The strategy here is mega-irritating, confusing and annoying. No doubt I the filmmakers deluded themselves, thought they were pioneering avant-garde techniques. The pretentious images come with awful sound. Whereas an unidirectional microphone could have been chosen, the recording of "wild" sound only accentuates ambient noises and obscures the dialogue to an insufferable degree. There are also too many high frequencies, too few low ones. This exhausting method might perhaps be slightly more productive in theaters with state-of-the-art equipment, but not all movie-houses have it. And while some film innovators (e.g. Godard or Coppola) also use ambient sound, they do it creatively, not at the expense of intelligibility.. After two vain attempts to pick up new faces in bars, Roger, with a stolen key, enters the apartment of Joyce (Isabella Rossellini, now 50,) his latest mistress. Joyce wants to sever their relationship and, as later revealed, is his boss at an advertising agency. "I won't fire you," says she, "but I don't wish to see you socially any longer." Later too, we conclude that his choice of an older woman is motivated by sexual considerations (unquotable.)

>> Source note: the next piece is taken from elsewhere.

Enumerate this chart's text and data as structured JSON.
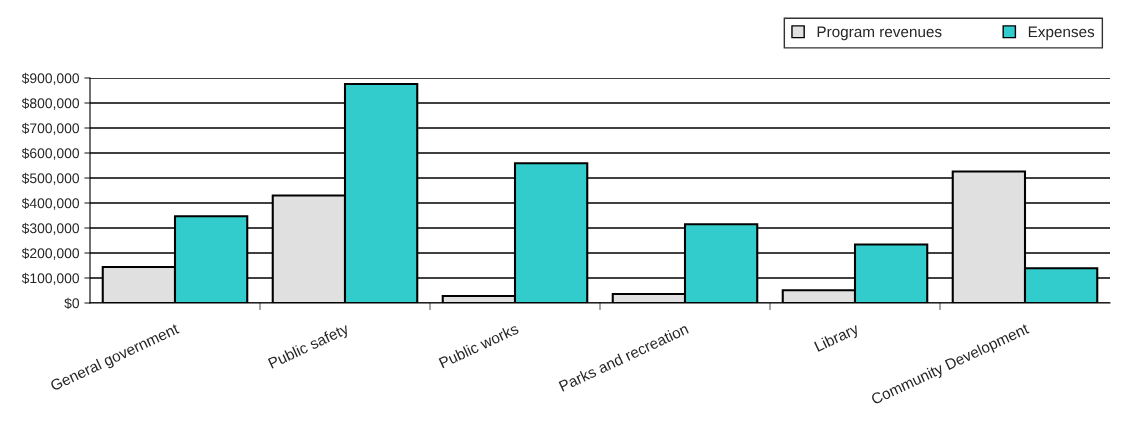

Now comes the visit of Nick (Jesse Eisenberg,) Roger's 16-year old nephew from Ohio, in New York City to prospect universities. Impressed by his uncle's womanizing, Nick, still a virgin and anxious, asks for advice on seduction. He gets it, in spades. Roger then proceeds with the carnal education of the boy. It includes the need for drinking, as "alcohol has been a social lubricant for thousands of years." Ho, hum.

All the while the camera keeps bobbing up, down and sideways, uses big lens-stops that throw too much foreground out of focus and make it an abstract obstacle, while Roger's logorrhea makes "My Dinner With Andre" positively feel Shakespearean.

Two beautiful girls in a bar become the testing components of Nick's schooling: Jennifer Beals (close to 40) and Elizabeth Barkley(30.) They are chic, sophisticated in sex and NewYorkerisms, rather over-painted and -lipsticked, their social and sexual status unclear. Those sequences end with the women liking the young man but departing with an insult for Roger.

He moves to Plan B for the deflowering of Nick, by crashing a party, then taking the boy in a bordello in what could be New York's catacombs. The night shots add more claustrophobia as well as Newton's rings (a technical term in photography) to the depressing sites and sights. We need Army nightgoggles by now. The missions fail. After Nick's return to Ohio, there is, at the school cafeteria, an unnecessary, tacked on reappearance of advice-dispensing Roger. Adieu Roger, and good riddance!

P.S. There will be a marked improvement for the audiences when the movie is exported and subtitled in various languages. This will help it further as the darkness of so many images will make the subtitles stand out clearly.